Prof. Luca Saba has edited a comprehensive textbook Imaging in Neurodegenerative Disorders (Oxford University Press, 2015, 562 pages including an index). As the title indicates, this volume focuses on neurodegenerative diseases. While neurodegeneration has been an elusive domain of neurology, recent advances in imaging have contributed importantly to advancing clinical and scientific knowledge in this area.

The book consists of 10 sections. The introduction focuses on specific background knowledge areas, such as epidemiology, health economic considerations and molecular biology. A lengthy chapter is devoted to symptoms associated with neurodegenerative diseases, and readers might have found it easier to have portions of this chapter included in sections devoted to imaging of patients with the corresponding conditions.

Imaging techniques are presented in section two, which chapters devoted to computed tomography, magnetic resonance imaging, nuclear medicine and positron emission tomography. Although recent advances in techniques related to positron emission tomography are discussed, it is unfortunate that there is not an equivalent chapter on advances related to magnetic resonance imaging.

The heart of the text is in the subsequent seven sections. Each is devoted to a specific domain within neurodegeneration. Two large sections are devoted to disorders of cognition and movement disorders. The Cognition Section includes chapters on Alzheimer’s disease and an authoritative chapter on frontotemporal dementia by Jennifer Whitwell.

The Movement Section includes chapters considering Parkinson’s and Huntington’s diseases. This area of neurology is undergoing an important revolution. As treatments emerge for the underlying histopathologic abnormalities, classification based on phenotype gradually is giving way to classification based on targets of treatment, namely, pathology.

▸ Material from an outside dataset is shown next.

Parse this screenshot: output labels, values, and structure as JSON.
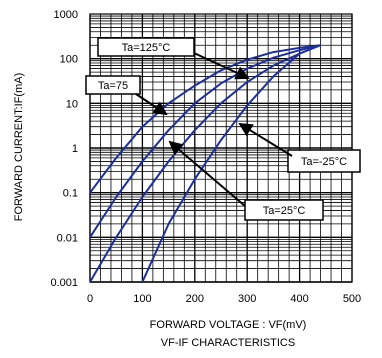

Phenotype-based classification has resulted in the inclusion of the chapters considering dementia with Lewy bodies and corticobasal syndrome in the Cognition Section, while conditions caused by similar histopathologic abnormalities, such as progressive supranuclear palsy (a tauopathy) and multisystem atrophy (a synucleinopathy), are placed in the Movement Section.

The section on strength contains a single authoritative chapter by Martin Turner, who considers imaging in amyotrophic lateral sclerosis. A considerable portion of this chapter is devoted to extramotor brain involvement. This appropriately acknowledges that up to half of patients with amyotrophic lateral sclerosis have cognitive deficits, and suggests that the title of the section might be adjusted.

Additional sections include chapters discussing coordination, demyelinating disorders, trauma and the peripheral nervous system. The final section is devoted to neuroimaging after therapy. This is a crucial consideration as therapies emerge for neurodegenerative diseases. It might have been useful here to consider quantitative measurement in neuroimaging since many of these techniques are being used as endpoints in treatment trials.

Imaging in Neurodegenerative Disorders is a comprehensive text that has an appropriately broad scope. Chapters are devoted to all the key areas in neurodegeneration, and the chapters are comprehensive. The book is generally well illustrated, although occasional images seem to have lower resolution than is needed to illustrate a finding optimally. I recommend this text to students of neurodegeneration who are interested in a comprehensive introduction to neuroimaging.

Murray Grossman is a professor of neurology, Penn Frontotemporal Degeneration Center, at the University of Pennsylvania, Philadelphia.